As Ralph Peters recently noted in the New York Post, American military personnel have been getting killed by Islamic fanatics for decades. Recall Lt. Col. William Higgins. Recall the men killed in action or beaten while wounded in Somalia. Recall the men killed in the Khobar Towers, the East Africa Embassies, the U.S.S. Cole.

Even CBS’s justification for airing the footage — that the snuff film is being used for terrorist recruitment — is a lark. Video of Higgins, Khobar, the Cole, etc. has been used in al Qaeda tapes and on Arab television almost from the moments the events happened.

The image of an American soldier being dragged, naked, through the streets of Mogadishu is a particular favorite on the Arab street’s greatest hits video. The humiliation and desecration of an American fighter is an al Jazeera sweeps-week perennial. Third-world mobs tearing apart our machines and men just gets the juices going in some corners of the globe far more than the gore of the Danny Pearl video.

When David Westin, president of ABC News, was asked if the Pentagon was a legitimate target on Sept. 11 he got into trouble when he replied:

I actually don’t have an opinion on that as I sit here in my capacity right now. The way I conceive my job … and the way I would like all the journalists at ABC News to perceive it, is there is a big difference between a normative position and a positive position.”

I can say the Pentagon got hit. I can say this is what their position is, this is what our position is, but for me to take a position this was right or wrong, I mean that’s perhaps for me in my private life. . . . But as a journalist I feel strongly that’s something that I should not be taking a position on.

Well, that’s fine. But why doesn’t this suspension of judgment apply to Danny Pearl? It’s an obvious fact that the murderers who butchered Pearl believe he was a legitimate target. If they thought he wasn’t, why would they be using the footage as a recruitment video?

I’m not saying that military personnel don’t qualify as a different category than civilians. Soldiers assume risks. They choose a career that puts them in harm’s way. But the military is in harm’s way for a reason and that reason is a moral one — something we should keep in mind this Memorial Day weekend. We do get lots of pabulum about the need to generically support our troops, whether their orders are right or wrong. But we don’t get much acknowledgement of the fact that their orders are right. A soldier killed in the war on terrorism is morally indistinguishable from a cop killed in the line of duty because, just like cops, our soldiers are fighting criminals, murderers, and barbarians. And these murderers, criminals, and barbarians would not hesitate to have Dan Rather, Peter Jennings, and David Westin beheaded in the village square if they thought it would help their cause. Should they ever gain the power they seek, they would surely do just that.

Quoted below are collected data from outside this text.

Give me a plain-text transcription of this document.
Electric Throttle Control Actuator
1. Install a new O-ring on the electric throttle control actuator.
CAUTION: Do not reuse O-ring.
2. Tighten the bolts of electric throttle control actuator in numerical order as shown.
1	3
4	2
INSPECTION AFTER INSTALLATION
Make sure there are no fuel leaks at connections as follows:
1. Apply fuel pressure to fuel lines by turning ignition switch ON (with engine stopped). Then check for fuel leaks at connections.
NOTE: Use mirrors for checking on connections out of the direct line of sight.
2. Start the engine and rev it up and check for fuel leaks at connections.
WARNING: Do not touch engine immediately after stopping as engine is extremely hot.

And yet, some journalists seem to want it both ways. They choke on the word “terrorist,” whining in their defense that one man’s terrorist is another man’s freedom fighter. But then they go off and call anybody who kills one of their own terrorists.

If you’re going to play the moral agnosticism game, you’ve got to be in for a pound if you’re in for a penny. Despite the fact they call themselves freedom fighters, the bad guys don’t see a huge philosophical difference between killing a soldier at the Pentagon and killing an American journalist in Pakistan or an American stockbroker at the World Trade Center. Of course, they may see a Jew or a Christian or a woman or a civilian. But conveniently for them, they don’t think such distinctions matter much because all of the above are targets.

Some journalists don’t think this is fair because, as Mike Wallace once said, “I’m not an American first, I’m a reporter first.”

In other words: Killing American soldiers? Well, that’s news. Killing reporters? That’s tragedy.

When Peter Jennings reported Danny Pearl was dead, he said, “Very sad news for everybody in the journalist community, of course. Sad news for Americans at large.” At least he was honest about the order.